Вот и сейчас. Ведь не хотел же я его брать, нипочем не хотел. А что, в конце концов, вышло? Вон он, орел, семенит по правую руку от меня, лаптями грязь месит. Одежонка худая, да и не греет совсем, ишь как нос покраснел, а все нипочем — то и дело на меня поглядывает да улыбается. Одно слово — Апостол, хотя правильнее было бы его назвать — Обуза. Теперь вот хлопочи, заботься о нем.
Одного не пойму — отчего у меня на душе так светло, что аж петь хочется? От дури, не иначе. Воистину не зря кто-то там сказал: «Блаженны нищие духом». Не знаю насчет царствия небесного, кое «их есть», но забот земных у меня теперь точно увеличилось, и хорошо, если только удвоилось.
Оп-па, ну так и есть. Что называется, накаркал. Увяз у Андрюхи правый лапоть в колее, да так там и остался. Никак оборы сгнили, вот и порвались. А ведь это только начало. Можно сказать, даже не цветочки еще, так, легкий аромат, не больше.
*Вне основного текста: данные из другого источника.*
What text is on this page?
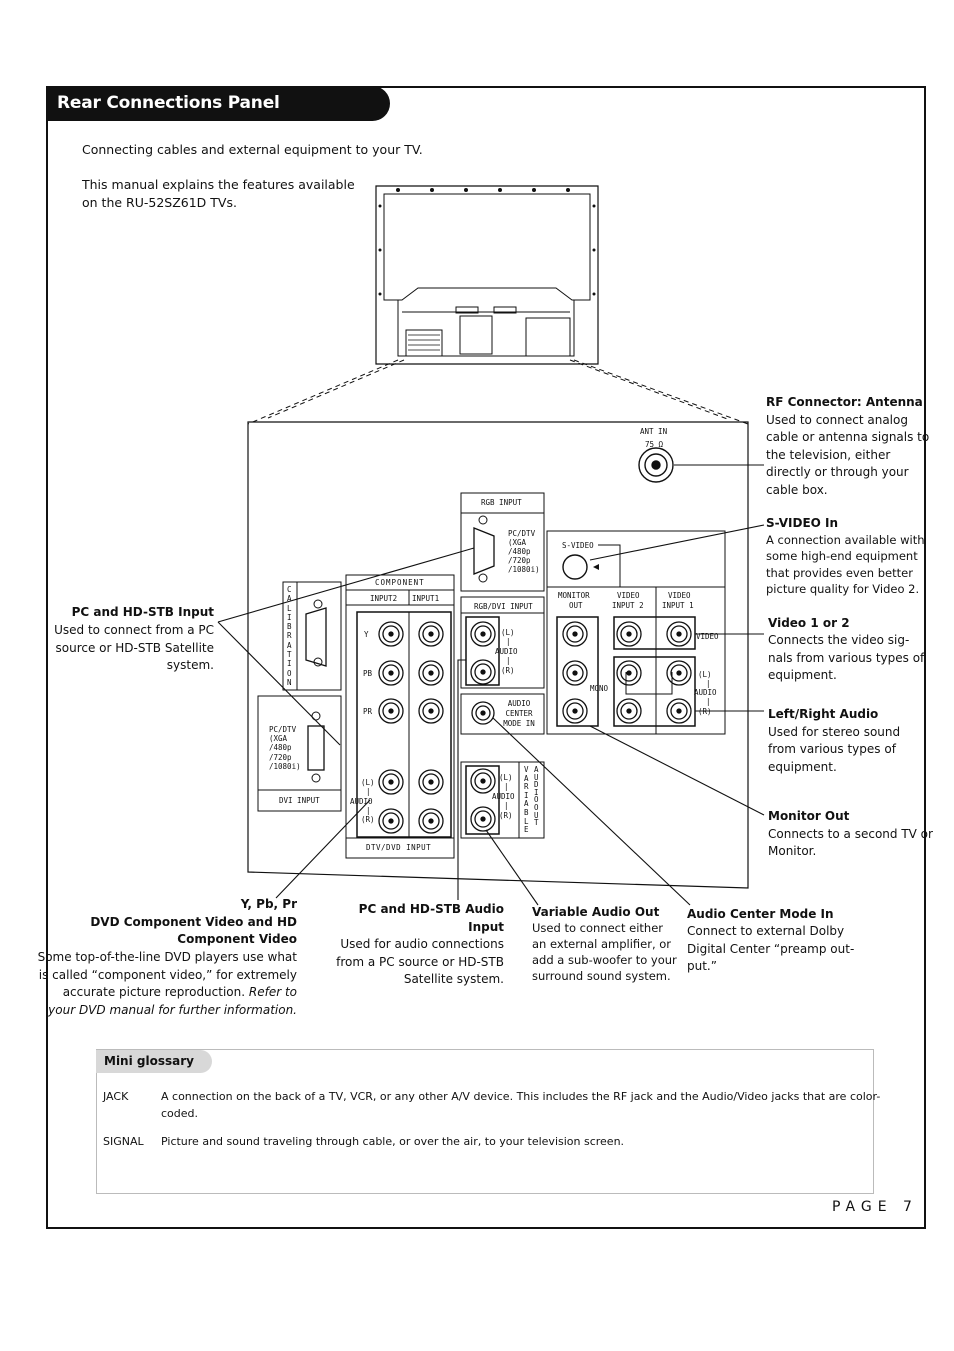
Rear Connections Panel
Connecting cables and external equipment to your TV.
This manual explains the features available
on the RU-52SZ61D TVs.
ANT IN
75 Ω
RGB INPUT
PC/DTV
(XGA
/480p
/720p
/1080i)
S-VIDEO
MONITOR
OUT
VIDEO
INPUT 2
VIDEO
INPUT 1
VIDEO
MONO
(L)
|
AUDIO
|
(R)
COMPONENT
INPUT2 INPUT1
Y
PB
PR
(L)
|
AUDIO
|
(R)
DTV/DVD INPUT
RGB/DVI INPUT
(L)
|
AUDIO
|
(R)
AUDIO
CENTER
MODE IN
(L)
|
AUDIO
|
(R)
VARIABLE
AUDIO OUT
CALIBRATION
PC/DTV
(XGA
/480p
/720p
/1080i)
DVI INPUT
RF Connector: Antenna
Used to connect analog
cable or antenna signals to
the television, either
directly or through your
cable box.
S-VIDEO In
A connection available with
some high-end equipment
that provides even better
picture quality for Video 2.
Video 1 or 2
Connects the video sig-
nals from various types of
equipment.
Left/Right Audio
Used for stereo sound
from various types of
equipment.
Monitor Out
Connects to a second TV or
Monitor.
PC and HD-STB Input
Used to connect from a PC
source or HD-STB Satellite
system.
Y, Pb, Pr
DVD Component Video and HD
Component Video
Some top-of-the-line DVD players use what
is called “component video,” for extremely
accurate picture reproduction. Refer to
your DVD manual for further information.
PC and HD-STB Audio
Input
Used for audio connections
from a PC source or HD-STB
Satellite system.
Variable Audio Out
Used to connect either
an external amplifier, or
add a sub-woofer to your
surround sound system.
Audio Center Mode In
Connect to external Dolby
Digital Center “preamp out-
put.”
Mini glossary
JACK	A connection on the back of a TV, VCR, or any other A/V device. This includes the RF jack and the Audio/Video jacks that are color-
coded.
SIGNAL Picture and sound traveling through cable, or over the air, to your television screen.
PAGE 7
Балда ты, Костя, вот что я тебе скажу. Как есть балда!
И прекрати, в конце концов, улыбаться, глядя на этого парня! Смотреть противно!
Даже от апостолов бывает практическая польза. Именно такой вывод я сделал, когда мы остановились в первой попавшейся на пути деревне под названием Кузнечиха. Поначалу для меня было загадкой, за каким лядом первый из поселенцев осел именно здесь, рядом с болотом, от которого несло уже сейчас, несмотря на относительно низкую температуру воздуха. Потом выяснилось, что ларчик просто открывался. Потому и обосновался, что рядом болото, а в том болоте железная руда. Очень уж удобно ее добывать и обрабатывать, если неподалеку твой домишко вместе с кузней. Отсюда и расположение деревни, или, как поправил меня Апостол, селища, потому как здесь была даже церковь. Домишки обхватывали болото как бы полукругом, осаждая его и получая ежегодную дань рудой. Правда, не бесплатно. Редкое лето там не тонули люди, так что цена была высокая. А куда деваться?